Review: Arrow S02E16 - Suicide Squad

O texto a seguir contém pequenos spoilers.

Suicide SquadSem dúvida alguma, um dos personagens mais interessantes de Arrow não é das HQs. Criado especialmente para o seriado, John Diggle, o segurança, mentor e amigo de Oliver Queen conquistou os fãs com seu jeito de “cara normal” no meio de pessoas extraordinárias. Muito disso é por conta de seu intérprete, David Ramsey, ator de grande carisma que consegue fazer bem o papel de identificação do público. Diggle, cujo sucesso o fez estrear na atual fase do Arqueiro Verde nos quadrinhos, é a representação do espectador, fazendo perguntas que muitas vezes são aquelas indagadas pela audiência. Por isso, já estava na hora de um episódio centrado neste coadjuvante de sucesso.

O mais interessante de Suicide Squad não é a equipe cujo nome intitula o episódio. Claro, para os fãs da DC, este é um atrativo a mais para acompanhar Arrow, mas é na aventura estilo Missão: Impossível de Diggle que está a força do episódio, enquanto destina boa parte de seu tempo a desvendar um pouco mais do passado do personagem. O que vem em uma ótima hora, principalmente porque a segunda temporada acabou reduzindo suas aparições, por lidar com um elenco mais amplo que na primeira. Desta vez até os flashbacks foram dedicados a ele e sua parceira Lyla Michaels (Audrey Marie Anderson), que deve ter uma participação ampliada na série daqui para frente. O Esquadrão Suicida, na verdade, acaba servindo como pano de fundo. Se os vilões participantes da equipe nunca tiveram muito tempo de tela nos episódios em que apareceram anteriormente, não é desta vez que terão, infelizmente. Apenas ao Pistoleiro é reservado algum momento de profundidade mas nada realmente digno de nota. A participação do Tigre de Bronze é minúscula, por exemplo. Michael Jai White se tornou um coadjuvante “de luxo” (bom, ele já foi ator de cinema...) em Arrow, o que acaba trazendo a tona um dos grandes problemas do seriado: seus antagonistas unidimensionais, até quando estão do lado dos heróis.

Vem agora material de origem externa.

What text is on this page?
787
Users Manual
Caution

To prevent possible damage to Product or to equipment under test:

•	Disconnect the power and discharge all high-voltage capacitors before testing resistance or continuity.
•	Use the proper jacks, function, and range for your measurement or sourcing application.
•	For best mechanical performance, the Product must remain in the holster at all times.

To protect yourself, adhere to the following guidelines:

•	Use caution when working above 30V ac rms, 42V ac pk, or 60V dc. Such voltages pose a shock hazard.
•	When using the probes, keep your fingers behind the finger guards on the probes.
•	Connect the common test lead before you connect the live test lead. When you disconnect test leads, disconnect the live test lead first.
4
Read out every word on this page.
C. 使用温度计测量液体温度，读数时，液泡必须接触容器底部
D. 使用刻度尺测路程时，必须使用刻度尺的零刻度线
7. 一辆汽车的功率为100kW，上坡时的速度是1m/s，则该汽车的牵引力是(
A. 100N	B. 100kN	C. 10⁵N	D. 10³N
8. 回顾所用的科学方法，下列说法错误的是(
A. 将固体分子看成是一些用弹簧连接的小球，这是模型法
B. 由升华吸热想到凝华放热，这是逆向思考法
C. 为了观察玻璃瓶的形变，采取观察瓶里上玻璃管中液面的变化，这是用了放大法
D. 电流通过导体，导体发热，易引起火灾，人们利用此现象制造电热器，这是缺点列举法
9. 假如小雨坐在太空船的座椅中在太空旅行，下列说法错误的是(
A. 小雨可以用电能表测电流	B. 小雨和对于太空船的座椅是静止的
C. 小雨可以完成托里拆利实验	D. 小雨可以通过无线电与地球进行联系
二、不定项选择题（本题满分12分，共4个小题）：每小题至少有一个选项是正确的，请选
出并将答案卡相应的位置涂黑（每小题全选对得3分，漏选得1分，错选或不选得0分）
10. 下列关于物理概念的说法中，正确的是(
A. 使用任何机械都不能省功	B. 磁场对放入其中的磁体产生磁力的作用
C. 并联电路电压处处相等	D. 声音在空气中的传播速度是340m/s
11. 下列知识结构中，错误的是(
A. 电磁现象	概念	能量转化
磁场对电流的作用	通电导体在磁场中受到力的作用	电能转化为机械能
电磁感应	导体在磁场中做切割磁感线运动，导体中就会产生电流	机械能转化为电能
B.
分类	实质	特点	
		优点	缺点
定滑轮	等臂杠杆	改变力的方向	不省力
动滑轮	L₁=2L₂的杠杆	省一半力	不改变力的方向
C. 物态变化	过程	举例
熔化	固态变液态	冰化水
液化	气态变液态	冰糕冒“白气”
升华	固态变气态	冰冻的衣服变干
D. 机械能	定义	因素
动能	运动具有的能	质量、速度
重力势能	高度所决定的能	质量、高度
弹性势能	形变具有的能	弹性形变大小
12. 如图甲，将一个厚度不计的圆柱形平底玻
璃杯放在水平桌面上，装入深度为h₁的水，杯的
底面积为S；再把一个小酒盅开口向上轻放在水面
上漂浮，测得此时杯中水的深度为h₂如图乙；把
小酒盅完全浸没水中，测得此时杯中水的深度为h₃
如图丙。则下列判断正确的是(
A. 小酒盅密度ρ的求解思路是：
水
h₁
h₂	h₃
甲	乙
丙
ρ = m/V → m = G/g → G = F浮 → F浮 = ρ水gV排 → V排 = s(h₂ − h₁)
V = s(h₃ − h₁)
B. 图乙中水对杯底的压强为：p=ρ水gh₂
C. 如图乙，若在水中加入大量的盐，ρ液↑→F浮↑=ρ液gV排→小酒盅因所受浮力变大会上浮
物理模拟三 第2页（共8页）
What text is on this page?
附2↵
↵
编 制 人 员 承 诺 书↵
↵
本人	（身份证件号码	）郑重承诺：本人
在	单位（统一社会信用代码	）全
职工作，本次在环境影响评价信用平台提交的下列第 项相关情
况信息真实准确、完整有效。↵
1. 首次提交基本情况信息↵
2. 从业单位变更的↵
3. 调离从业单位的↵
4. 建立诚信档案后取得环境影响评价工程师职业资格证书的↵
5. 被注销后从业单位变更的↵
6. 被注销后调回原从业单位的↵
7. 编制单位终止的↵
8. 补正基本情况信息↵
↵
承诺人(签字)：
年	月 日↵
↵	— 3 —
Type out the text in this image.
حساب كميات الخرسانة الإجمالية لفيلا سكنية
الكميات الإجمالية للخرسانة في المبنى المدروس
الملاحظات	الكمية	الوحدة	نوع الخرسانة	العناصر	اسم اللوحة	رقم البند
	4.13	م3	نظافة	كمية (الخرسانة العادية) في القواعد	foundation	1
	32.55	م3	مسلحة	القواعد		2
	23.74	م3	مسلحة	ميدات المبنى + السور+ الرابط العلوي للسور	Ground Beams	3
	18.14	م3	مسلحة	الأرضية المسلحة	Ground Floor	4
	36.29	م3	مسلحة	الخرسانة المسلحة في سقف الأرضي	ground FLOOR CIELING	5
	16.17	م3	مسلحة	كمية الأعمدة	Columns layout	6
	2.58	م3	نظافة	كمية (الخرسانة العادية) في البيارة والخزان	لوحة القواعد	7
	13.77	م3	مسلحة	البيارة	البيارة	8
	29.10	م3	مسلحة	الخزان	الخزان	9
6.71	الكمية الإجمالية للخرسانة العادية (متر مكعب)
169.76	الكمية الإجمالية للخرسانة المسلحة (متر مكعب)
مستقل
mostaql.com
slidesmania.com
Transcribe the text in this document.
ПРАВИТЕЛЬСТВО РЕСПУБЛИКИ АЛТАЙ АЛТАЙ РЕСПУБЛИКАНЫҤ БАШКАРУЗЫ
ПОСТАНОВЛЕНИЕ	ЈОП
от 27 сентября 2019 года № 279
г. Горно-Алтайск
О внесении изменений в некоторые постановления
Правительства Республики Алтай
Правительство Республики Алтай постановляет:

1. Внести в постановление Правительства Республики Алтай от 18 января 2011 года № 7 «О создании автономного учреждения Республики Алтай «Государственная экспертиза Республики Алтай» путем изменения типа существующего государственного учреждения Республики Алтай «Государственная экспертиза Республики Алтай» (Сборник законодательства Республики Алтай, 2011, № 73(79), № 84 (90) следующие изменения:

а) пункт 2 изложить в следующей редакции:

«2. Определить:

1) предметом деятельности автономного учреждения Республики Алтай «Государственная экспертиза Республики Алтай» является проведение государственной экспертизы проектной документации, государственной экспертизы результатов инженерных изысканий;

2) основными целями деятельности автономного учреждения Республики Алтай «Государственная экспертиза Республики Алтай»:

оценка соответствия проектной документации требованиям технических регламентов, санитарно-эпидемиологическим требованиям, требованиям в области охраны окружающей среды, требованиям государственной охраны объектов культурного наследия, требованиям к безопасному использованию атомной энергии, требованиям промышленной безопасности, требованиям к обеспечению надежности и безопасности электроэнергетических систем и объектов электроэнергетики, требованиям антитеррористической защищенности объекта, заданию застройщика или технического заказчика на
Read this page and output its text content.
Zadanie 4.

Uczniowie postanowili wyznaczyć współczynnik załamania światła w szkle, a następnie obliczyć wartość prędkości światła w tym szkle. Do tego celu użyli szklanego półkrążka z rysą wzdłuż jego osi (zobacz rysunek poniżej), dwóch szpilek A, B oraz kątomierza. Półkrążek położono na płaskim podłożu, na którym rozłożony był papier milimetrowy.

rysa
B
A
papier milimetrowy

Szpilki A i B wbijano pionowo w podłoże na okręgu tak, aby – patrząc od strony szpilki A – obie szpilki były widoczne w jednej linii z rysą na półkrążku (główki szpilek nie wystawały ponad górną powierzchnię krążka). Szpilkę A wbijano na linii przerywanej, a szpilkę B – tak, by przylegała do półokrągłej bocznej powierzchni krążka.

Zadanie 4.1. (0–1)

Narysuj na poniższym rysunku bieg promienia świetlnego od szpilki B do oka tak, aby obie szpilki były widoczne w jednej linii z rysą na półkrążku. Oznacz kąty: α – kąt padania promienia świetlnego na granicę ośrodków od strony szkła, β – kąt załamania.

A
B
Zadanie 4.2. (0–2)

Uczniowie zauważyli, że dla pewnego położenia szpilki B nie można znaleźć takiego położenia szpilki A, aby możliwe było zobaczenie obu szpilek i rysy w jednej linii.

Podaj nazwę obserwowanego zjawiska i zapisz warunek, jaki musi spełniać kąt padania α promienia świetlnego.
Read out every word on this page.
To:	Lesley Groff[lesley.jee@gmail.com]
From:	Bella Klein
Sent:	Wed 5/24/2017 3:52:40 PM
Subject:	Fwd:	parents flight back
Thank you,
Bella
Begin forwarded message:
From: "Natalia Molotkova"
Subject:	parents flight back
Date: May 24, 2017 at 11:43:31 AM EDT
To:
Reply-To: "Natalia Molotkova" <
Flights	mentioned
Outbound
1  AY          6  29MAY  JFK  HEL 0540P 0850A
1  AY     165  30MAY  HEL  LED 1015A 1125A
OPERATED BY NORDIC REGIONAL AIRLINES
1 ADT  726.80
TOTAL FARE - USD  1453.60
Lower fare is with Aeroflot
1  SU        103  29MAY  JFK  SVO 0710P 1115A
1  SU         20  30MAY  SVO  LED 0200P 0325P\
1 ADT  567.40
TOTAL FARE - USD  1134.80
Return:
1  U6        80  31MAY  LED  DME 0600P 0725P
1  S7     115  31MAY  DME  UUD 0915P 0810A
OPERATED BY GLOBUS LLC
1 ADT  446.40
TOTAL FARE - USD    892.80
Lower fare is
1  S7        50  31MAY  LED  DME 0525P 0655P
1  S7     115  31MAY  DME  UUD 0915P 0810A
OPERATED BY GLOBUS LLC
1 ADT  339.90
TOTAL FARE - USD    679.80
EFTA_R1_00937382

Como não podia deixar de ser, Oliver também aparece, em uma subplot lógica que continua os eventos do episódio anterior. O protagonista se encontra um tanto perdido e amplia suas buscas a Slade Wilson, pedindo a improvável ajuda da máfia russa. Mesmo sendo uma trama pequena dentro de Suicide Squad, ela ajuda a avançar a história como um todo, trazendo importantes realizações para Oliver quanto a sua cruzada contra o novo (velho) inimigo. Claro que Sara leva boa parte dos créditos nisso. Por falar na irmã mais nova de Laurel, em meio a tanta coisa acontecendo, ainda há tempo de mostrar que o relacionamento de ambas finalmente encontrou um ponto confortável. Tomara que a série não encontre motivos para colocar as duas em atrito novamente. São duas personagens adultas, não convém a elas esse tipo de comportamento adolescente.

Suicide Squad

Escrito por Bryan Q. Miller e Keto Shimizu, Suicide Squad também traz Amanda Waller (Cynthia Addai Robinson) controlando com mão de ferro, e decisões duvidosas, as ações da A.R.G.U.S., e cada vez mais lembrando sua contraparte nos quadrinhos pós-reboot da DC. Aliás, cabe um parêntese aqui: com a confirmação do personagem Vibro no 19º episódio de Arrow e no piloto de Flash, a organização, que funciona como uma espécie de S.H.I.E.L.D. da Distinta Concorrente, deve fazer parte de ambas as séries, principalmente na do velocista escarlate. Essa é uma personagem que foi aparecendo aos poucos, mas pode ter uma enorme importância para a ampliação deste universo, que parece ser o propósito de seus criadores. Tomara que não seja descartada. Se isso acontecer, pode ser indício de uma terrível falta de visão da equipe criativa. O roteiro também aproveita a agência do governo para introduzir um pouco da paranoia atual sobre segurança, drones e a atitude "fins justificam os meios" que permeia as lideranças do mundo.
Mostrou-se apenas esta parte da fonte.